I think we need to split our current "acceptance" test suite into two branches (not necessarily right now but in a near future): a) a set of basic Build Verification Tests that verify that our runtime can run basic scenarios with Tomcat, Web Services, JSPs and POJOs, this should take just a few minutes max to run b) a much bigger Function Verification Test suite that will grow over time and this is what we'll run before any release/distribution.

IMO what we have in our current acceptance test suite covers (a) right now (in other words it looks really like a BVT to me) and I'd like to try to keep it working at all times. For example if our runtime does not even start in Tomcat, then there's really not much you can do with it... and this will slow down all of us.

What do people in the group think?

--
Jean-Sebastien



Jeremy Boynes wrote:
Jean-Sebastien Delfino wrote:

- I think we need to establish a policy that the build should never
break and in particular the acceptance test suite should run before each
commit. The sooner we get a stable build the sooner all  of us can
engage  with all the work we have ahead of us.

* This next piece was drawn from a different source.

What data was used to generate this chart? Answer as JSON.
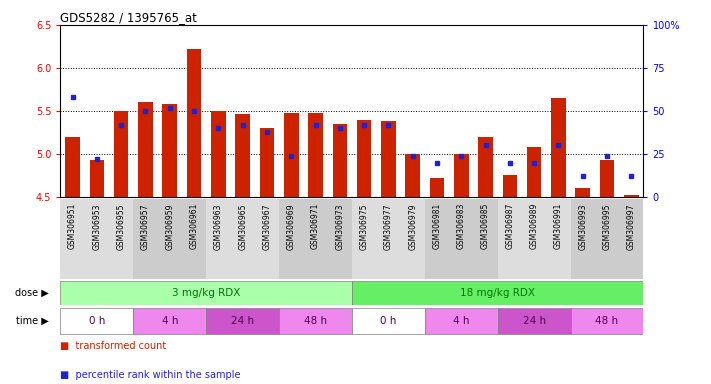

I thought we split these to allow some stuff to break temporarily.

IOW, normal unit/integration tests would run automatically as part of a
normal build and were supposed to work for every commit. The goal is to
produce a build that is "good enough" for the developers to work with -
i.e. the default build works every time, no excuses.

The acceptance tests were meant to replicate scenarios users would see
and were meant to be run before any release/distribution e.g. before
posing an "unstable" build somewhere. Eventually these would grow (e.g.
to include compliance tests) and take so long to run that it would be
impractical to run them for every commit.